Scary screech-owl undead hiker scares Brett and Katie.  It happens.

Then, the movie ends mostly…visually, with a bunch of incongruent cops in the wilderness.  Brett stabs the suddenly undead Katie, and then she’s OK, and she’s moved from undead to unstabbed, but Brett ends up in a cop car with a black-eyed cop and this can’t at all be good.  The End.

I really don’t have much of an idea what happened here.

Look, I’ve given this movie a seriously hard time.  And it deserves it.  But – for a crappy movie, it had a TON of good things going.  First off, the score was seamless.  There was literally never a moment that you said, “wow, this score is ass.”  I credit Kaity.  But seriously, the score was of a quality that you’d expect in a $100M horror movie.  They nailed it.  Whoever composed this score knew exactly TF what they were doing.  And the Folsom Symphony Orchestra brought that vision to life.

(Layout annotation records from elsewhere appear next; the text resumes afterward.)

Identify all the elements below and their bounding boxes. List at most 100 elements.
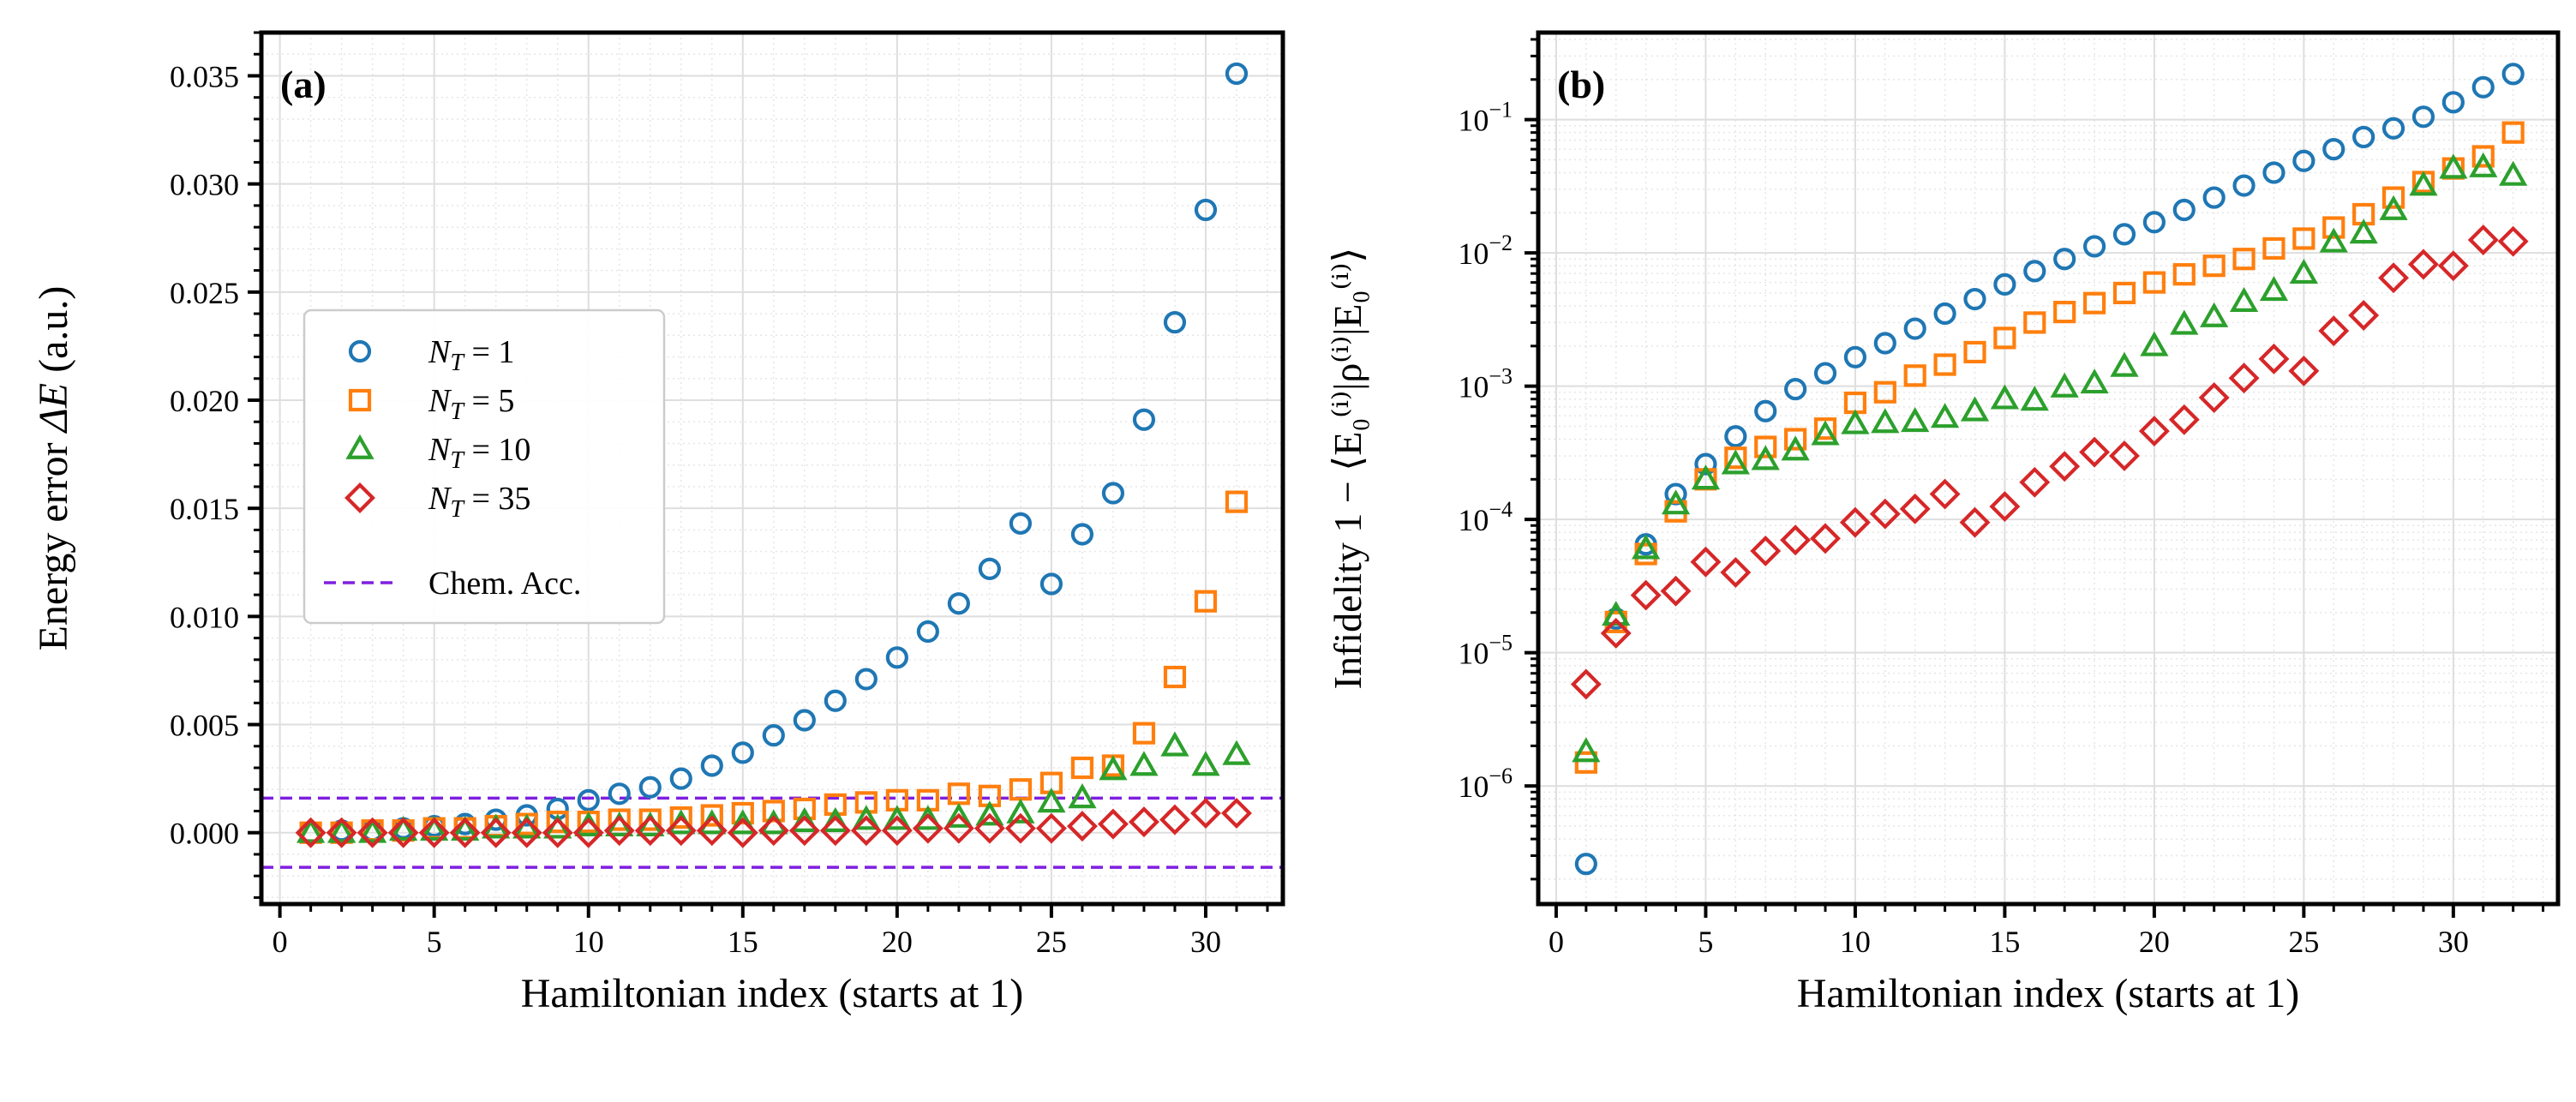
data-point-triangle (2499, 160, 2528, 186)
data-point-triangle (451, 815, 480, 841)
data-point-diamond (1190, 798, 1221, 829)
data-point-circle (731, 741, 754, 764)
data-point-diamond (973, 812, 1005, 844)
data-point-diamond (1810, 523, 1841, 554)
data-point-square (2112, 281, 2136, 305)
data-point-circle (1903, 317, 1926, 340)
x-tick-label: 10 (573, 925, 604, 959)
data-point-diamond (1959, 506, 1991, 538)
data-point-triangle (1632, 534, 1661, 560)
data-point-square (1225, 490, 1249, 513)
x-tick-label: 0 (1549, 925, 1564, 959)
data-point-triangle (1572, 737, 1601, 763)
data-point-triangle (2080, 368, 2109, 394)
data-point-triangle (2319, 227, 2348, 253)
data-point-circle (824, 689, 847, 712)
data-point-circle (2023, 260, 2046, 283)
data-point-diamond (1869, 498, 1901, 530)
legend-symbol: N (428, 383, 452, 419)
data-point-square (1070, 756, 1094, 780)
data-point-square (2053, 301, 2076, 324)
data-point-diamond (572, 817, 604, 848)
data-point-diamond (2019, 466, 2051, 498)
data-point-triangle (1006, 798, 1035, 824)
data-point-triangle (297, 818, 326, 843)
data-point-circle (2381, 117, 2405, 140)
data-point-triangle (2140, 331, 2169, 356)
data-point-diamond (2109, 440, 2140, 471)
data-point-square (546, 811, 569, 834)
legend-equals: = (464, 334, 498, 370)
data-point-diamond (2079, 436, 2111, 468)
y-tick-exponent: −2 (1489, 231, 1513, 255)
data-point-square (2082, 291, 2106, 314)
data-point-triangle (2050, 372, 2079, 398)
data-point-circle (1009, 512, 1032, 535)
legend-equals: = (464, 383, 498, 419)
data-point-diamond (1066, 811, 1098, 842)
y-tick-exponent: −3 (1489, 364, 1513, 389)
legend-subscript: T (450, 496, 465, 523)
data-point-circle (669, 767, 692, 790)
legend-label: Chem. Acc. (428, 566, 581, 602)
data-point-square (1784, 428, 1807, 451)
data-point-circle (2262, 161, 2285, 184)
data-point-diamond (1159, 804, 1190, 835)
data-point-circle (854, 668, 878, 691)
x-tick-label: 5 (427, 925, 442, 959)
data-point-circle (1101, 482, 1125, 505)
x-tick-label: 0 (273, 925, 288, 959)
data-point-diamond (758, 815, 789, 847)
data-point-diamond (2378, 262, 2410, 294)
data-point-triangle (389, 815, 418, 841)
data-point-diamond (1035, 812, 1067, 844)
data-point-square (1754, 435, 1777, 458)
data-point-triangle (1099, 755, 1128, 781)
data-point-diamond (1221, 798, 1252, 829)
data-point-square (1993, 326, 2016, 350)
legend-marker-square (348, 388, 372, 412)
panel-label: (a) (280, 63, 326, 106)
data-point-triangle (1841, 409, 1870, 434)
series-diamond (295, 798, 1252, 848)
data-point-square (2501, 121, 2525, 144)
data-point-diamond (295, 817, 326, 848)
data-point-diamond (2049, 451, 2081, 482)
data-point-triangle (1191, 751, 1220, 776)
data-point-triangle (1037, 788, 1066, 813)
data-point-triangle (852, 805, 881, 830)
data-point-diamond (634, 815, 666, 847)
data-point-circle (1070, 523, 1094, 546)
x-tick-label: 10 (1840, 925, 1871, 959)
data-point-diamond (2258, 343, 2290, 374)
data-point-circle (2112, 223, 2136, 246)
data-point-square (1132, 722, 1156, 745)
data-point-diamond (603, 815, 635, 847)
data-point-circle (1694, 452, 1717, 476)
data-point-diamond (1750, 535, 1782, 566)
y-axis-label-symbol: ΔE (31, 383, 76, 434)
legend-label: NT = 35 (428, 481, 530, 523)
data-point-square (1163, 665, 1187, 689)
legend-marker-circle (348, 339, 372, 363)
legend-subscript: T (450, 398, 465, 425)
data-point-square (2262, 237, 2285, 261)
data-point-diamond (2288, 355, 2320, 386)
x-tick-label: 15 (728, 925, 758, 959)
data-point-square (1813, 417, 1837, 440)
data-point-circle (1993, 273, 2016, 296)
x-tick-label: 20 (2139, 925, 2170, 959)
legend-value: 10 (498, 432, 530, 468)
data-point-triangle (1811, 420, 1840, 446)
data-point-triangle (2409, 171, 2438, 196)
x-tick-label: 25 (2288, 925, 2319, 959)
data-point-square (762, 800, 785, 823)
legend-label: NT = 5 (428, 383, 514, 425)
data-point-circle (1873, 332, 1896, 355)
y-tick-label: 0.035 (170, 59, 239, 93)
y-axis-label: Infidelity 1 − ⟨E₀⁽ⁱ⁾|ρ⁽ⁱ⁾|E₀⁽ⁱ⁾⟩ (1326, 248, 1369, 690)
legend-symbol: N (428, 432, 452, 468)
y-axis-label-suffix: (a.u.) (31, 286, 76, 383)
data-point-circle (1813, 362, 1837, 385)
data-point-circle (2322, 137, 2345, 161)
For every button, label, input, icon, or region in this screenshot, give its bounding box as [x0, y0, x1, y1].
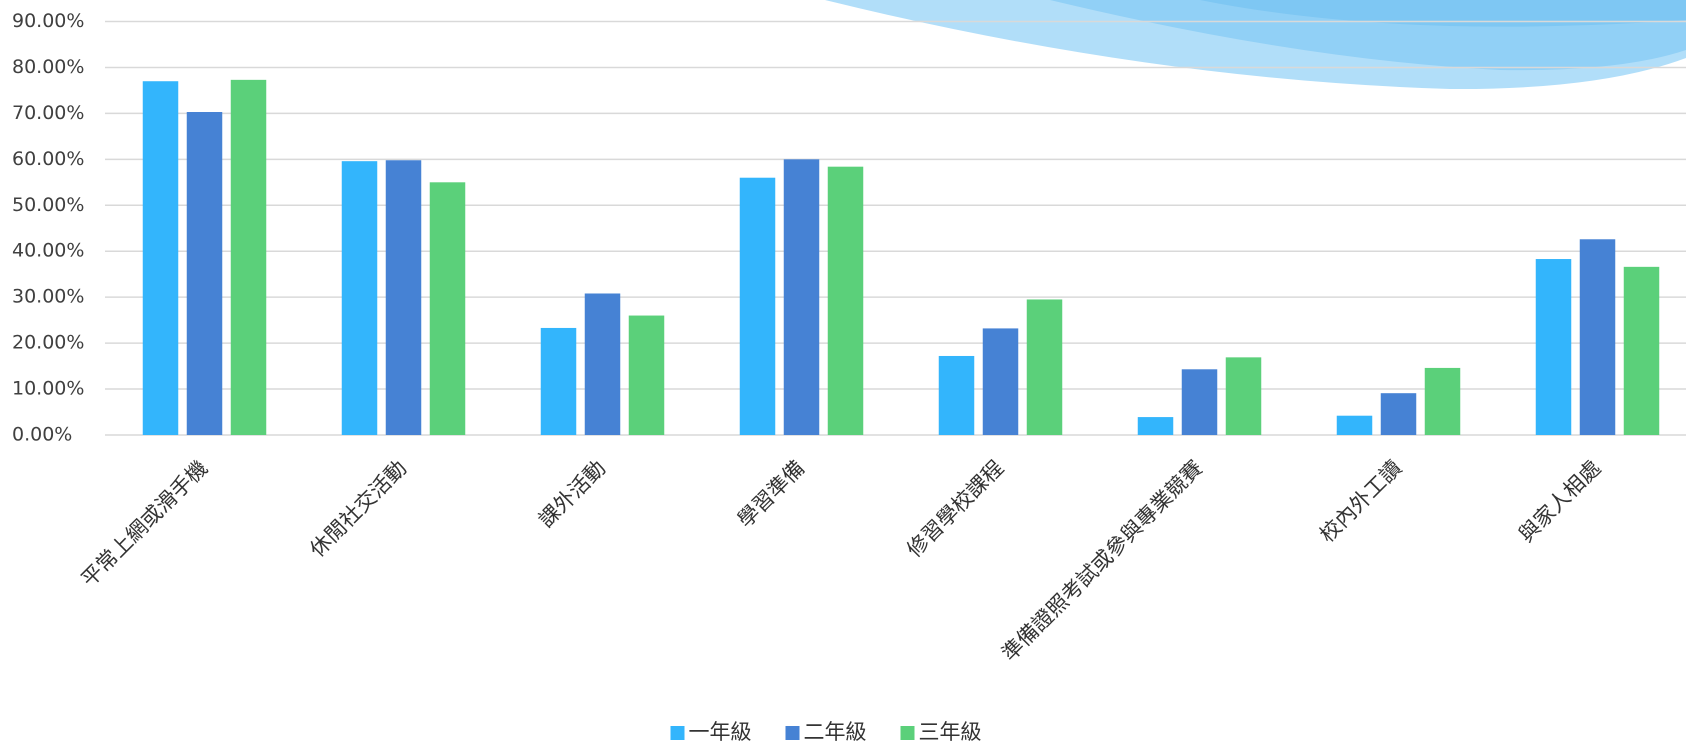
bar — [541, 328, 577, 435]
bar — [629, 316, 665, 435]
bar — [187, 112, 223, 435]
y-tick-label: 50.00% — [12, 194, 84, 216]
y-tick-label: 60.00% — [12, 148, 84, 170]
y-tick-label: 80.00% — [12, 56, 84, 78]
y-tick-label: 10.00% — [12, 378, 84, 400]
bar — [1226, 357, 1262, 435]
x-tick-label: 休閒社交活動 — [305, 456, 411, 562]
y-tick-label: 30.00% — [12, 286, 84, 308]
bar — [1624, 267, 1660, 435]
bar — [1138, 417, 1174, 435]
bar — [386, 160, 422, 435]
x-tick-label: 學習準備 — [733, 456, 809, 532]
bar — [1425, 368, 1461, 435]
legend-label: 二年級 — [804, 720, 867, 743]
bar — [1027, 299, 1063, 435]
bar — [939, 356, 975, 435]
bar — [430, 182, 466, 435]
x-tick-label: 平常上網或滑手機 — [77, 456, 213, 592]
x-tick-label: 與家人相處 — [1514, 456, 1605, 547]
bar — [143, 81, 179, 435]
x-tick-label: 修習學校課程 — [902, 456, 1008, 562]
legend-swatch — [786, 726, 800, 740]
bar — [1337, 416, 1373, 435]
y-tick-label: 0.00% — [12, 424, 72, 446]
x-tick-label: 校內外工讀 — [1315, 456, 1406, 547]
bar — [983, 328, 1019, 435]
bar — [1182, 369, 1218, 435]
chart: 0.00% 10.00% 20.00% 30.00% 40.00% 50.00% 60.00… — [0, 0, 1686, 743]
decoration — [825, 0, 1686, 89]
y-tick-label: 20.00% — [12, 332, 84, 354]
bar — [231, 80, 267, 435]
y-tick-label: 40.00% — [12, 240, 84, 262]
bar — [740, 178, 776, 435]
bar — [342, 161, 378, 435]
bar — [828, 167, 864, 435]
y-tick-label: 90.00% — [12, 10, 84, 32]
legend-swatch — [671, 726, 685, 740]
bar — [1381, 393, 1417, 435]
x-tick-label: 課外活動 — [534, 456, 610, 532]
bar — [784, 159, 820, 435]
bar — [1536, 259, 1572, 435]
legend-label: 一年級 — [689, 720, 752, 743]
x-tick-label: 準備證照考試或參與專業競賽 — [997, 456, 1207, 666]
legend-swatch — [901, 726, 915, 740]
y-tick-label: 70.00% — [12, 102, 84, 124]
legend-label: 三年級 — [919, 720, 982, 743]
bar — [585, 293, 621, 435]
bar — [1580, 239, 1616, 435]
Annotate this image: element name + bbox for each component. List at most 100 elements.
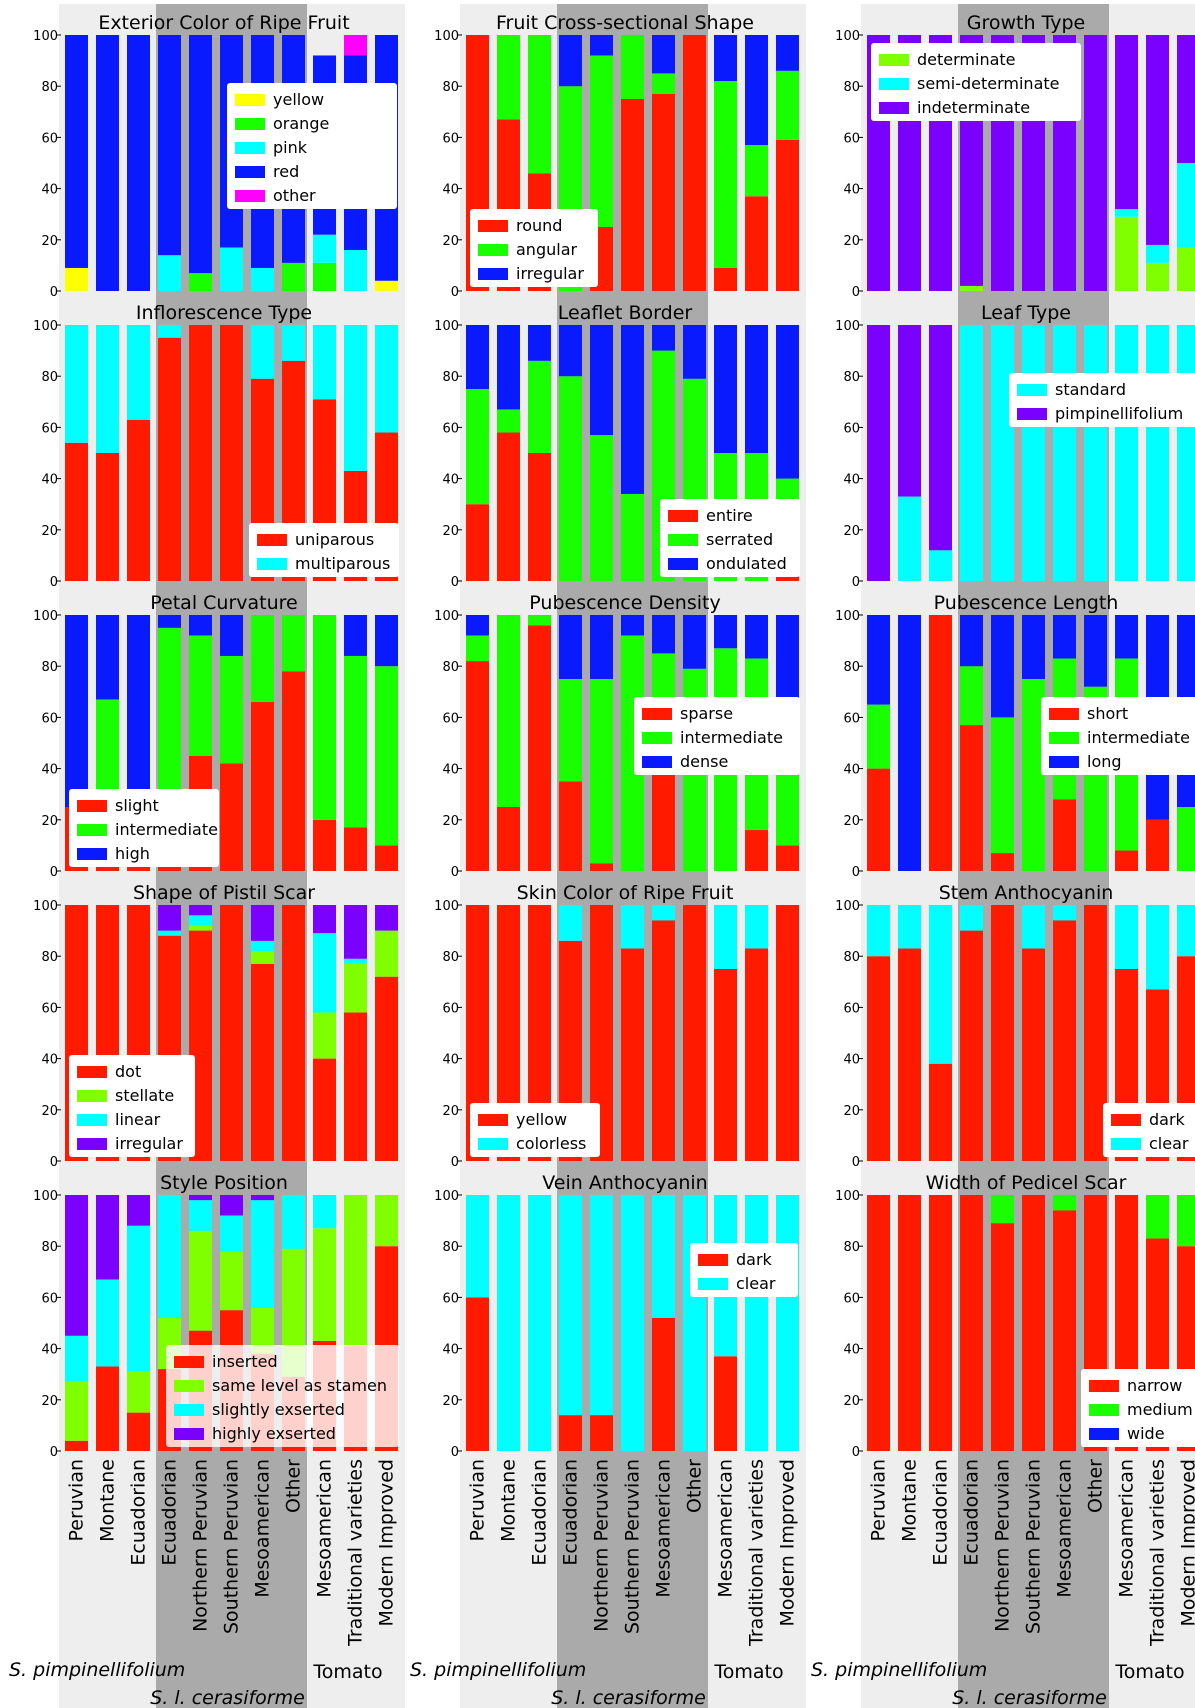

On top of that, for as poor as the screenplay of this film was, there was a lot to like here.  The cinematography was very good.  Not the best I’ve ever seen (thanks, The Fall) but for a small-budget movie likely shot on an iPhone, it delivers WAY more than I expected, and it has iconic (if not original) shots of boots walking and the like that are NOT characteristic of your typical low-budget film.  There’s minimal CGI, but what there is is pretty seamless.

And, what I think is the biggest strength of the film, the spontaneous moments (honestly, likely not strictly scripted) are more true-to-life than you’ll ever see in a Hollywood film.  You want to see bantered B.S. between a group of college-aged students who know each other really well?  This movie nails it.  I’ve LIVED that crap.  This movie understands in the way a blockbuster never can.  A blockbuster has a writer who either never went to college (or did so 15 years ago and didn’t have any friends) imagining what it’s like to hang out with the crew and have spontaneous moments.  This movie puts a crew together and films the spontaneous moments.  I’ve probably never seen a movie understand what it’s like to be young and carefree in college as this movie does.  You know, I mean, excepting the undead black-eyed murder people.